And certainly there was work to be done between the two flights. It's not just, you know, if the hardware was ready, they're going to fire it off the next day, even if the
first flight went well. There's stuff that they need to do and run data on and do analysis to
make sure that things went as well as they thought it did and be ready for the second flight,
implement any changes they need for procedures or whatever. But the hardware still does seem pretty slow. And you factor that in with
what's going on elsewhere in their business. And it does, you know, similar to the math that I did
for Project Kuiper a couple of months back, the math builds up in a strange way for ULA at this
point. So much so that there's been a story in the past week over on the Washington Post, Christian Davenport had
this, that there's worry from the U.S. military side of things about the pace of ULA's development
for Vulcan, so that the Air Force Assistant Secretary Frank Covelli sent a letter to Boeing
and Lockheed and said, I need you to look into what's going on here and their ability to scale up to meet the things that they've committed to, to this point,
you know, they're years late on the first national security launch with Vulcan.

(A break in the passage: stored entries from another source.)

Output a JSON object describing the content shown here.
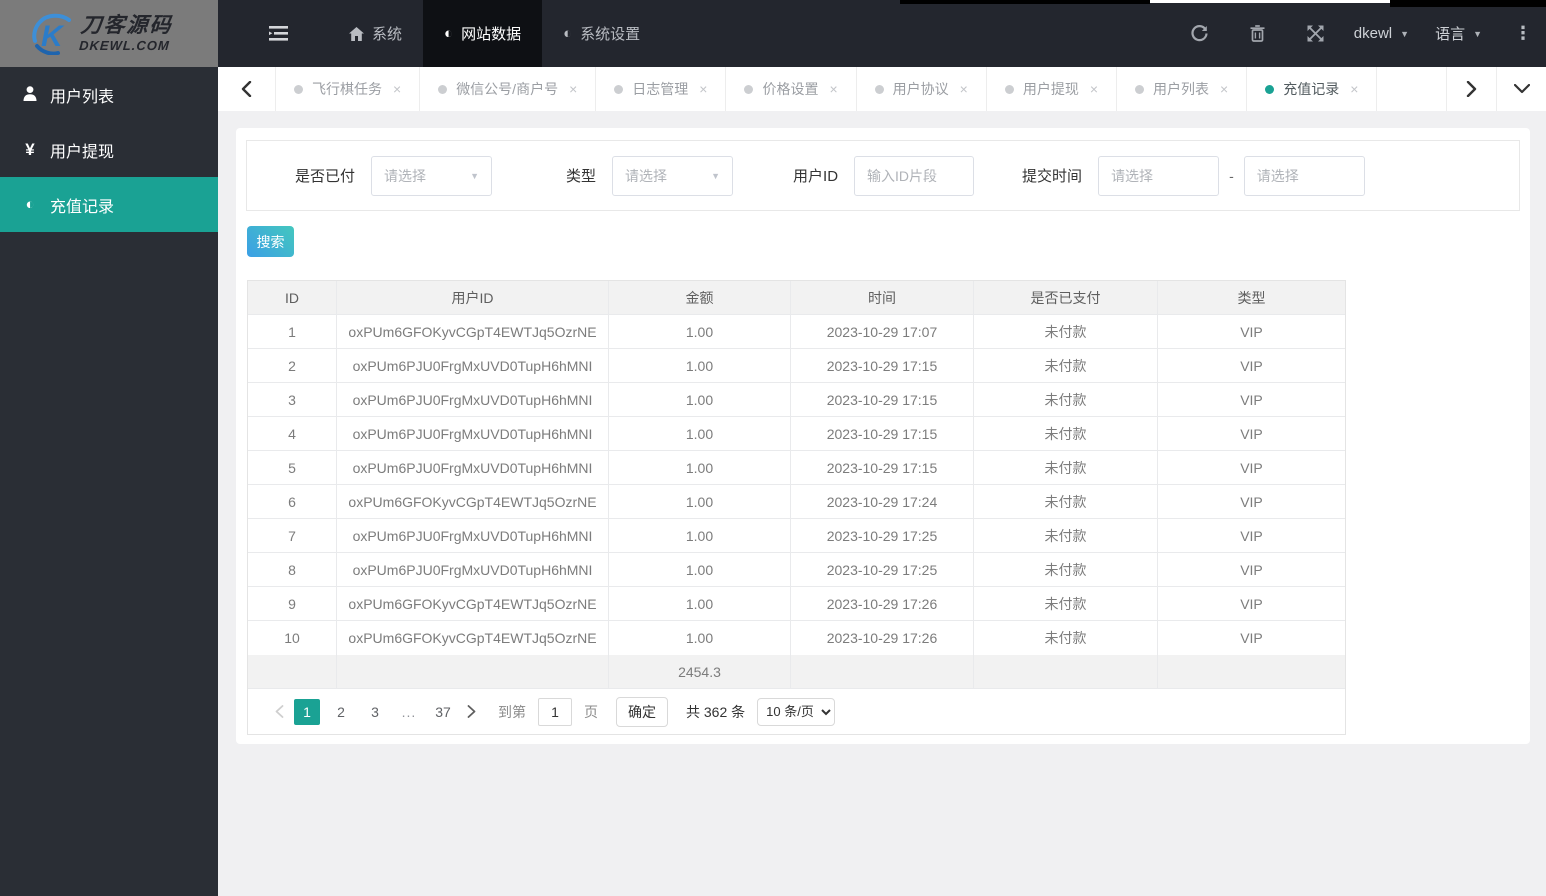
{
  "colors": {
    "accent": "#1aa294",
    "search_gradient_start": "#44c7be",
    "search_gradient_end": "#3b9fe6"
  },
  "icons": {
    "caret_down": "▼",
    "dots_vertical": "⋮",
    "close": "×",
    "half_circle": "◐",
    "yen": "¥",
    "dash": "-"
  },
  "topbar": {
    "logo_title": "刀客源码",
    "logo_subtitle": "DKEWL.COM",
    "menu": [
      {
        "label": "系统"
      },
      {
        "label": "网站数据",
        "active": true
      },
      {
        "label": "系统设置"
      }
    ],
    "username": "dkewl",
    "language": "语言"
  },
  "tabbar": {
    "tabs": [
      {
        "label": "飞行棋任务"
      },
      {
        "label": "微信公号/商户号"
      },
      {
        "label": "日志管理"
      },
      {
        "label": "价格设置"
      },
      {
        "label": "用户协议"
      },
      {
        "label": "用户提现"
      },
      {
        "label": "用户列表"
      },
      {
        "label": "充值记录",
        "active": true
      }
    ]
  },
  "sidebar": {
    "items": [
      {
        "label": "用户列表"
      },
      {
        "label": "用户提现"
      },
      {
        "label": "充值记录",
        "active": true
      }
    ]
  },
  "filters": {
    "paid": {
      "label": "是否已付",
      "value": "请选择"
    },
    "type": {
      "label": "类型",
      "value": "请选择"
    },
    "user_id": {
      "label": "用户ID",
      "placeholder": "输入ID片段"
    },
    "submit_time": {
      "label": "提交时间",
      "start_placeholder": "请选择",
      "end_placeholder": "请选择"
    }
  },
  "search_button": "搜索",
  "table": {
    "headers": [
      "ID",
      "用户ID",
      "金额",
      "时间",
      "是否已支付",
      "类型"
    ],
    "rows": [
      [
        "1",
        "oxPUm6GFOKyvCGpT4EWTJq5OzrNE",
        "1.00",
        "2023-10-29 17:07",
        "未付款",
        "VIP"
      ],
      [
        "2",
        "oxPUm6PJU0FrgMxUVD0TupH6hMNI",
        "1.00",
        "2023-10-29 17:15",
        "未付款",
        "VIP"
      ],
      [
        "3",
        "oxPUm6PJU0FrgMxUVD0TupH6hMNI",
        "1.00",
        "2023-10-29 17:15",
        "未付款",
        "VIP"
      ],
      [
        "4",
        "oxPUm6PJU0FrgMxUVD0TupH6hMNI",
        "1.00",
        "2023-10-29 17:15",
        "未付款",
        "VIP"
      ],
      [
        "5",
        "oxPUm6PJU0FrgMxUVD0TupH6hMNI",
        "1.00",
        "2023-10-29 17:15",
        "未付款",
        "VIP"
      ],
      [
        "6",
        "oxPUm6GFOKyvCGpT4EWTJq5OzrNE",
        "1.00",
        "2023-10-29 17:24",
        "未付款",
        "VIP"
      ],
      [
        "7",
        "oxPUm6PJU0FrgMxUVD0TupH6hMNI",
        "1.00",
        "2023-10-29 17:25",
        "未付款",
        "VIP"
      ],
      [
        "8",
        "oxPUm6PJU0FrgMxUVD0TupH6hMNI",
        "1.00",
        "2023-10-29 17:25",
        "未付款",
        "VIP"
      ],
      [
        "9",
        "oxPUm6GFOKyvCGpT4EWTJq5OzrNE",
        "1.00",
        "2023-10-29 17:26",
        "未付款",
        "VIP"
      ],
      [
        "10",
        "oxPUm6GFOKyvCGpT4EWTJq5OzrNE",
        "1.00",
        "2023-10-29 17:26",
        "未付款",
        "VIP"
      ]
    ],
    "summary_amount": "2454.3"
  },
  "pagination": {
    "pages": [
      {
        "label": "1",
        "active": true
      },
      {
        "label": "2"
      },
      {
        "label": "3"
      },
      {
        "label": "...",
        "ellipsis": true
      },
      {
        "label": "37"
      }
    ],
    "goto_label": "到第",
    "goto_value": "1",
    "page_unit": "页",
    "confirm_label": "确定",
    "total_label": "共 362 条",
    "page_size": "10 条/页"
  }
}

They're still months out, because they need to fly the second mission to be certified for military
launches, to actually then go ahead and fly the contracts that they won as part of the most recent
round of the National Security Space Launch Program, where they have 25 national security
launches to fly. The original agreement was by the end of 2027. Now, are payloads going to be
ready enough in time for those 25 launches by the end of 2027? Always a mystery. But that was what
the original agreement was for. And SpaceX has flown a handful
at this point, but they fly fewer missions for that program under this phase of agreements than
ULA does. ULA won 60% of those launches, SpaceX won 40. So SpaceX has fewer to do total, and nobody
at this point doubts the ability for SpaceX to put up a lot of rockets into space. They've flown 50 this calendar year, as in 2024.
Now, the pace on the ULA side has grown increasingly slow over the years. They've done
just a pretty tiny amount of launches each year, and that's the payloads dwindling for Atlas V,
for sure. Amazon Kuiper, they have bought a bunch of Atlas 5s
and have not really gotten anything up yet on that.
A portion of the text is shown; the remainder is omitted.